Camavinguismo

El fútbol es inspiración individual y rigidez en la pizarra; es el buen manejo de la pelota y el pelotazo; tiqui-taca y tiki-taki; es el "partido a partido" y el "¿por qué?"; la bonhomía y la mano dura; es sonrisa y lágrima. Doctrinas de este deporte envuelto en ismos. Están los fieles del Bilardismo y el Menottismo, los popes del Bielsismo, los protectores del Guardiolismo y los defensores del Mourinhismo, quienes caminan por la senda del Raulismo y quienes cultivan el carpe diem del Ardaturanismo, los que nunca dejan de creer por el Cholismo, con tanto impacto que ya en 2013 la Fundéu —Fundación del Español Urgente—, entidad respaldada por la Real Academia Española, quiso reconocerlo colocando el término entre los 12 candidatos a llevarse el premio como palabra del año (no alzó el ‘título’ pero levantarse después de un revés es mandamiento de esta religión). Ante tanta filosofía de vida parece imposible que haya hueco para la irrupción de otra corriente. Pero lo hay. Hagan sitio al Camavinguismo.

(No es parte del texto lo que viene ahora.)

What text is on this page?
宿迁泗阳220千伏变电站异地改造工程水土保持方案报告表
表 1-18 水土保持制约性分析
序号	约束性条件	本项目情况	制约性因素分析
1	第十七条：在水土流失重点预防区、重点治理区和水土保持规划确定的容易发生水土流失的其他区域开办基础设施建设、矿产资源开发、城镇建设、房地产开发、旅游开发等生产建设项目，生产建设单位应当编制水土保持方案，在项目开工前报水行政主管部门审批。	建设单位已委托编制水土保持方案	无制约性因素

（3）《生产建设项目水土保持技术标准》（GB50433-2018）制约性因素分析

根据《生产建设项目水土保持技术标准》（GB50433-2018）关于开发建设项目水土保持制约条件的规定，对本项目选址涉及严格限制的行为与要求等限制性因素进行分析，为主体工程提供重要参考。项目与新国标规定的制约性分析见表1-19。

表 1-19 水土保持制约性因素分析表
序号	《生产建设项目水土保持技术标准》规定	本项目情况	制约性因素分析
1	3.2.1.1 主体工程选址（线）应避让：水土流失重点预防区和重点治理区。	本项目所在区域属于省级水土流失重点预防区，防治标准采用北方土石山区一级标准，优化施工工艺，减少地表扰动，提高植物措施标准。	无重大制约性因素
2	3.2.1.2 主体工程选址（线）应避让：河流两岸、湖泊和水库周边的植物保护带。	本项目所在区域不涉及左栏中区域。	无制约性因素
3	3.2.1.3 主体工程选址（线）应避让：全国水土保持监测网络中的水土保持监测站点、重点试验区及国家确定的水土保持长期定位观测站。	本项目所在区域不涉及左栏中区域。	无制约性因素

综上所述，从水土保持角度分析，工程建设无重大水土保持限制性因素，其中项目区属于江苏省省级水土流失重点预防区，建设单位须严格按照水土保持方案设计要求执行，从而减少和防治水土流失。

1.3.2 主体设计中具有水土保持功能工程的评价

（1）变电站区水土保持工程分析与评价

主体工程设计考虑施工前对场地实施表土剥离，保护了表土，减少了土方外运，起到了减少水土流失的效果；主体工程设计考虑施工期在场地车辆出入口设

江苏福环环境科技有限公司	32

Como esos movimientos artísticos que nacen por la influencia de varias escuelas, el Camavinguismo vendría a ser algo así como vivir con una explosión de alegría que no puedes controlar y jugar como uno vive; ser natural como un niño y no intentar esconderlo en un mundo lleno de responsabilidades; sentir que la camiseta del Madrid no pesa toneladas sino 21 gramos, como el alma; el Camavinguismo es pararte antes de subirte al autobús del equipo y devolver el saludo a los aficionados como cuando llegas tarde a una fiesta y todos te están esperando; es saltar alrededor de Alaba al acabar un partido y que este te mire con más ternura que desconcierto; es agilidad, potencia, clase y cachondeo. Un Peta Zeta en este Madrid que se quedó sin la chispa de Mbappé pero que parece estar abierto a una revolución francesa cada cierto tiempo.

Con 18 años, ha entrado en la finca de Casemiro, Kroos y Modric con un empoderamiento que ha sorprendido hasta al propio Ancelotti, que las ha visto de todos los colores. Primero saliendo desde el banquillo y como titular contra el Mallorca, el franco-angoleño ha sido determinante con su juego en todos los encuentros. Con asistencia, gol o agitación. Entra al campo como si llevara una década en el Bernabéu y eso no es fácil. El Madrid engulle en el primer paso en falso y el centro del campo blanco ha sido el triángulo de las bermudas: Illarra, Sahin, Lucas Silva, Diarra, Gago, Emerson, Pablo García, Gravesen, Odegaard… Hasta la llegada de Xabi Alonso y Casemiro, el síndrome Makelele desangró el bolsillo en busca de sustitutos.

En los últimos años, en el club blanco comenzaba a haber cierta urgencia por renovar la media ante la inevitable llegada de las canas y salió a faenar pescando futuro con un resultado desigual. Odegaard pinchó, Ceballos no ha pitado, Asensio tiene que decidir si ser Clark Kent o Superman, Fede Valverde es un seguro y, si no descarrila, Camavinga ha sido un chollo (30 millones). Marcado por la guerra como Modric, con el físico y el alto voltaje de Seedorf (en pie) y con pinceladas de Redondo (perdón), este chaval está llamado a ser uno de los ojitos derechos del Madrid de la próxima década. Carácter y condiciones le sobran. Y si, por esas cosas de la élite, el joven Eduardo no cumple todo lo que promete, no se preocupen, ya habrá alguien que diga aquello de “yo ya lo dije, era un espejismo”. Otro ismo en el fútbol. Como el oportunismo.